May 21, 2004 | The Cincinnati Enquirer Ten Ohio women filed a lawsuit Thursday against several major pharmaceutical companies three with offices in Cincinnati saying the hormone therapy drugs manufactured by the companies caused their breast cancer and, in one case, a debilitating stroke.

The lawsuit was filed in Hamilton County Common Pleas Court. Other cases with similar allegations have been filed recently in U.S. District Court.

Named as defendants are: Wyeth and its division Wyeth Pharmaceuticals Inc. of Columbus; Pharmacia and Upjohn Corp. of Cleveland and Pharmacia Inc. of Cleveland; Pfizer Inc. of Cincinnati; Greenstone Ltd. of Cincinnati; Solvay Pharmaceuticals Inc. of Cleveland; Barr Pharmaceuticals of Columbus; and Duramed Pharmaceuticals Inc. of Cincinnati and Columbus.

Duramed, now owned by Barr Pharmaceuticals, has a plant in Pleasant Ridge.

The women accuse the pharmaceutical companies of negligence, producing a defective product, not providing adequate warnings and misrepresenting themselves.

The case centers on the drug Prempro, a hormone therapy medication marketed to menopausal women.

Wyeth could not be reached for comment Thursday night.
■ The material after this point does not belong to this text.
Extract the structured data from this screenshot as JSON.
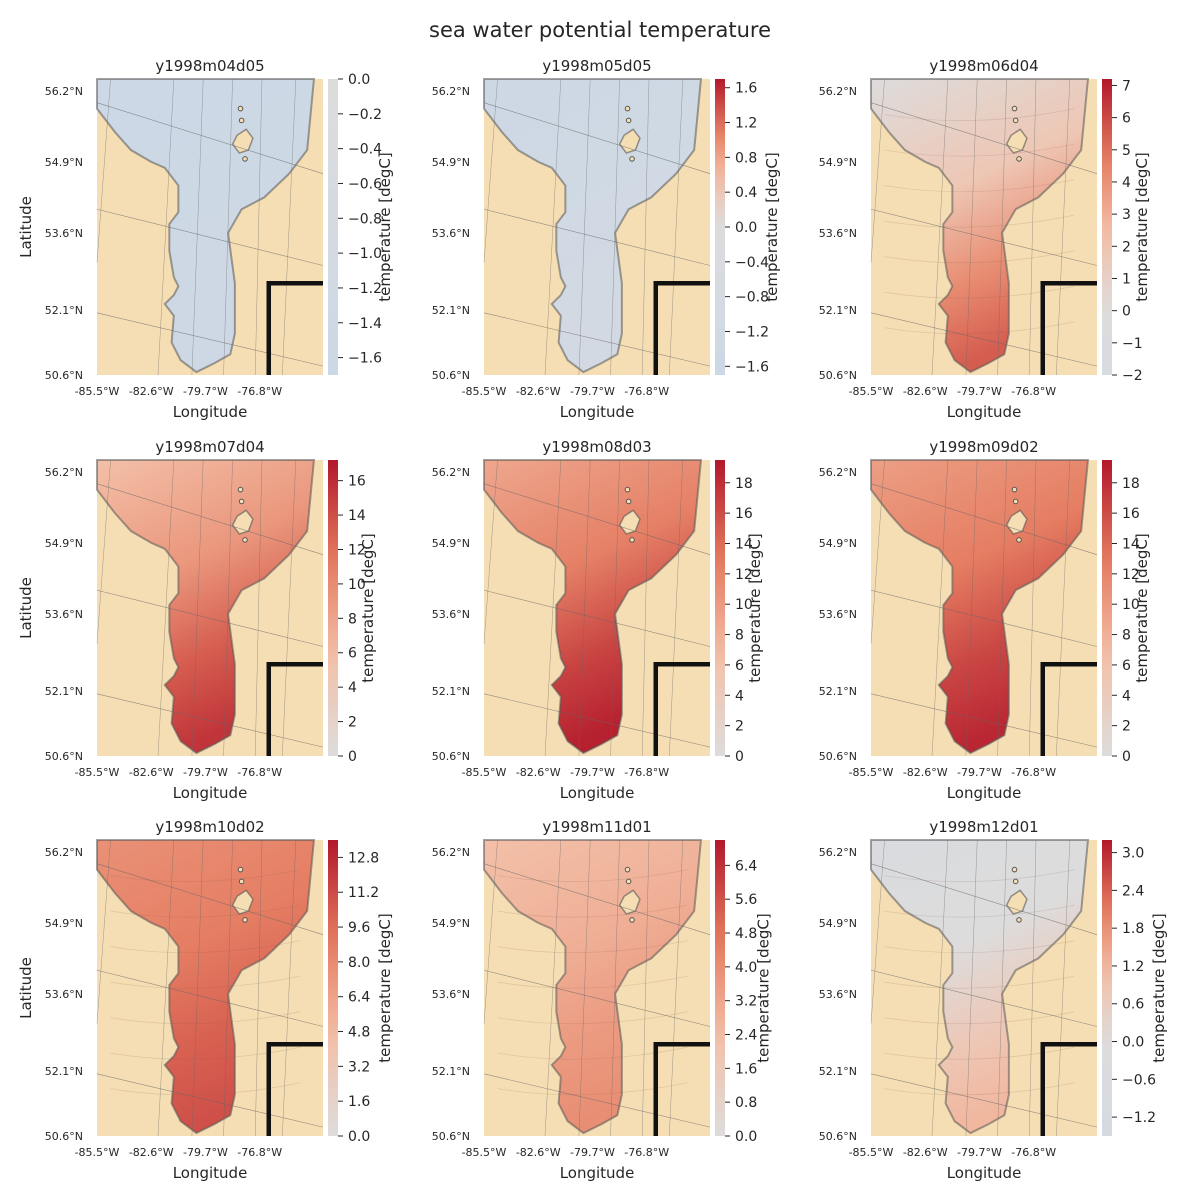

The company Web site cautions that estrogen increases chances of a heart attack, stroke, breast cancer and blood clot.

In 1942, the FDA approved Premarin, an estrogen drug made by Ayerst, now Wyeth and Wyeth Pharmaceuticals.

The company has promoted the hormone therapy by sponsoring medical journal articles, using sales representatives and hiring experts to speak to doctors, and through press releases and advertisements, according to the lawsuit.

"Through its marketing and advertising efforts, Wyeth convinced doctors and patients that menopause was not the natural process of aging, but instead turned this process into a disease in need of drug treatment," the lawsuit said.

With regard to breast cancer risks, Wyeth represented in a video seminar that the benefits of taking estrogen far outweighed the risks for women unless they faced a particularly high risk of breast cancer.

From 1990 to 1995 Premarin became the most frequency dispensed prescription drug in the United States as a result of the marketing, the lawsuit says.

In 1994, Wyeth got approval for Prempro, a once-a-day pill that combines estrogen and progestin.

Some studies now show hormone therapy poses substantial health risks.

"It is clear these warnings and labels provided by manufacturing defendants were inadequate, misleading and inaccurate," the lawsuit said. "Manufacturing defendants minimized the risks of these drugs to the prescribing physicians and ultimate users while simultaneously exaggerating the purported benefits.